Karystianis George, Sheppard Therese, Dixon William G, Nenadic Goran
School of Computer Science, University of Manchester, Manchester, UK.
The Christie NHS Foundation Trust, Manchester, UK.
BMC Med Inform Decis Mak. 2016 Feb 9;16:18. doi: 10.1186/s12911-016-0255-x.
Free-text medication prescriptions contain detailed instruction information that is key when preparing drug data for analysis. The objective of this study was to develop a novel model and automated text-mining method to extract detailed structured medication information from free-text prescriptions and explore their variability (e.g. optional dosages) in primary care research databases.
We introduce a prescription model that provides minimum and maximum values for dose number, frequency and interval, allowing modelling variability and flexibility within a drug prescription. We developed a text mining system that relies on rules to extract such structured information from prescription free-text dosage instructions. The system was applied to medication prescriptions from an anonymised primary care electronic record database (Clinical Practice Research Datalink, CPRD).
We have evaluated our approach on a test set of 220 CPRD prescription free-text directions. The system achieved an overall accuracy of 91 % at the prescription level, with 97 % accuracy across the attribute levels. We then further analysed over 56,000 most common free text prescriptions from CPRD records and found that 1 in 4 has inherent variability, i.e. a choice in taking medication specified by different minimum and maximum doses, duration or frequency.
Our approach provides an accurate, automated way of coding prescription free text information, including information about flexibility and variability within a prescription. The method allows the researcher to decide how best to prepare the prescription data for drug efficacy and safety analyses in any given setting, and test various scenarios and their impact.
自由文本药物处方包含详细的用药指导信息,这在准备用于分析的药物数据时至关重要。本研究的目的是开发一种新颖的模型和自动化文本挖掘方法,以从自由文本处方中提取详细的结构化药物信息,并在初级保健研究数据库中探索其变异性(例如可选剂量)。
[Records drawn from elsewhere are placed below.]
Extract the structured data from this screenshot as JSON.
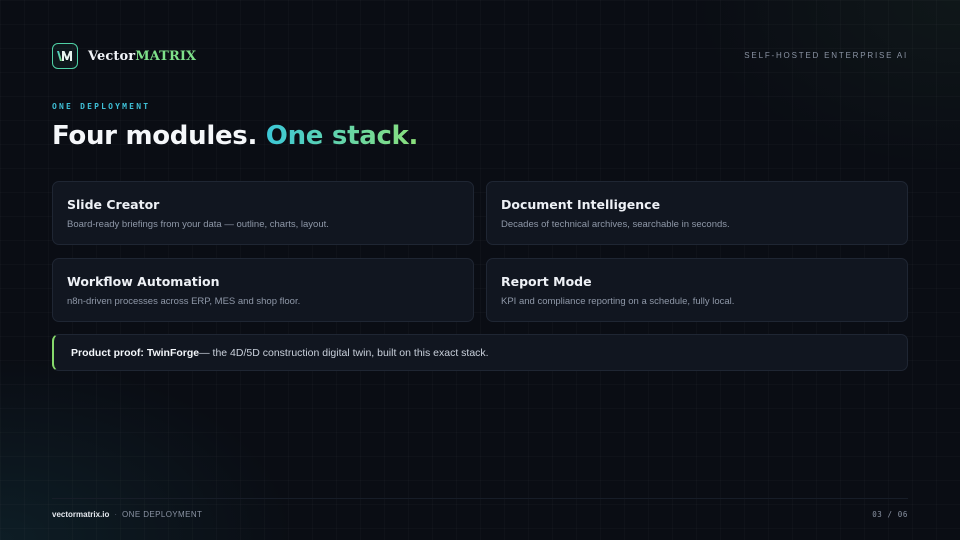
{
  "header": {
    "brand_prefix": "Vector",
    "brand_accent": "MATRIX",
    "logo_icon": "vm-logo-icon",
    "tagline": "SELF-HOSTED ENTERPRISE AI"
  },
  "title": {
    "eyebrow": "ONE DEPLOYMENT",
    "headline_plain": "Four modules.",
    "headline_accent": "One stack."
  },
  "modules": [
    {
      "title": "Slide Creator",
      "description": "Board-ready briefings from your data — outline, charts, layout."
    },
    {
      "title": "Document Intelligence",
      "description": "Decades of technical archives, searchable in seconds."
    },
    {
      "title": "Workflow Automation",
      "description": "n8n-driven processes across ERP, MES and shop floor."
    },
    {
      "title": "Report Mode",
      "description": "KPI and compliance reporting on a schedule, fully local."
    }
  ],
  "proof": {
    "label": "Product proof: TwinForge",
    "text": " — the 4D/5D construction digital twin, built on this exact stack."
  },
  "footer": {
    "site": "vectormatrix.io",
    "separator": "·",
    "section": "ONE DEPLOYMENT",
    "page": "03 / 06"
  },
  "colors": {
    "background": "#0a0d14",
    "card": "#111620",
    "accent_teal": "#3cc8d8",
    "accent_green": "#8be07a"
  }
}
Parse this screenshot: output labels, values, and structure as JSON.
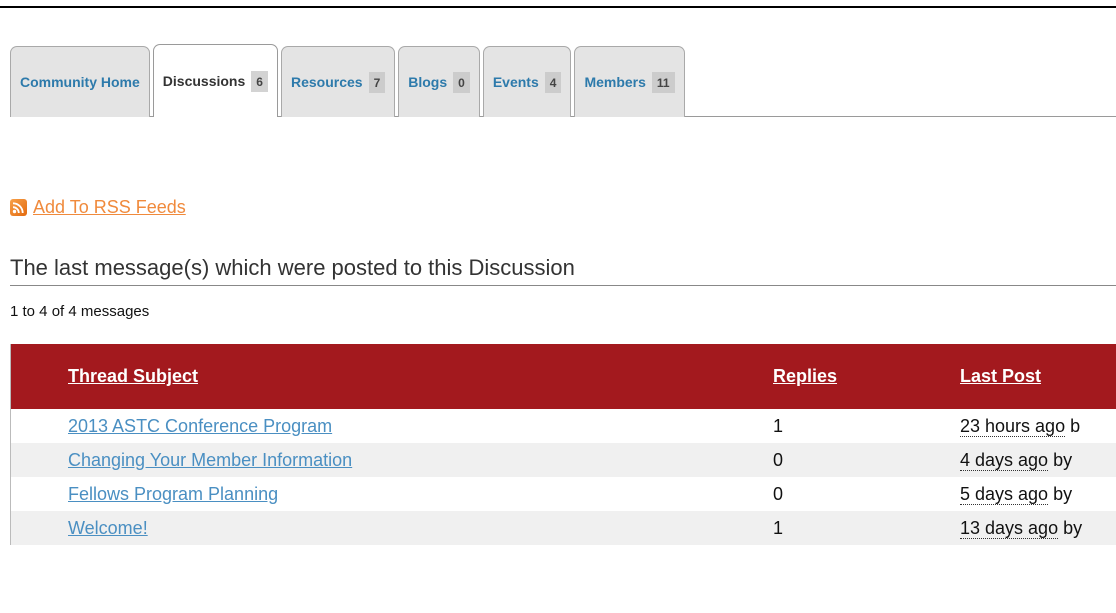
{
  "tabs": [
    {
      "label": "Community Home",
      "count": null,
      "active": false
    },
    {
      "label": "Discussions",
      "count": "6",
      "active": true
    },
    {
      "label": "Resources",
      "count": "7",
      "active": false
    },
    {
      "label": "Blogs",
      "count": "0",
      "active": false
    },
    {
      "label": "Events",
      "count": "4",
      "active": false
    },
    {
      "label": "Members",
      "count": "11",
      "active": false
    }
  ],
  "rss": {
    "label": "Add To RSS Feeds",
    "icon": "rss-icon"
  },
  "section": {
    "title": "The last message(s) which were posted to this Discussion",
    "count_text": "1 to 4 of 4 messages"
  },
  "table": {
    "headers": {
      "subject": "Thread Subject",
      "replies": "Replies",
      "last_post": "Last Post"
    },
    "rows": [
      {
        "subject": "2013 ASTC Conference Program",
        "replies": "1",
        "ago": "23 hours ago",
        "by": " b"
      },
      {
        "subject": "Changing Your Member Information",
        "replies": "0",
        "ago": "4 days ago",
        "by": " by"
      },
      {
        "subject": "Fellows Program Planning",
        "replies": "0",
        "ago": "5 days ago",
        "by": " by"
      },
      {
        "subject": "Welcome!",
        "replies": "1",
        "ago": "13 days ago",
        "by": " by"
      }
    ]
  },
  "colors": {
    "header_bg": "#a3191e",
    "link": "#4a8fc2",
    "rss": "#f08a3c",
    "tab_link": "#2d7aab"
  }
}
我们引入了一种处方模型,该模型为剂量数量、用药频率和用药间隔提供最小值和最大值,从而能够对药物处方中的变异性和灵活性进行建模。我们开发了一个文本挖掘系统,该系统依靠规则从处方自由文本剂量说明中提取此类结构化信息。该系统应用于来自匿名初级保健电子记录数据库(临床实践研究数据链,CPRD)的药物处方。
我们在一组220条CPRD处方自由文本说明的测试集上评估了我们的方法。该系统在处方层面的总体准确率为91%,在各属性层面的准确率为97%。然后,我们进一步分析了CPRD记录中超过56000条最常见的自由文本处方,发现四分之一的处方具有内在变异性,即在服用药物方面存在不同的最小和最大剂量、持续时间或频率的选择。
我们的方法提供了一种准确、自动化的方式来编码处方自由文本信息,包括处方内灵活性和变异性的信息。该方法使研究人员能够决定在任何给定环境下如何最好地准备用于药物疗效和安全性分析的处方数据,并测试各种情况及其影响。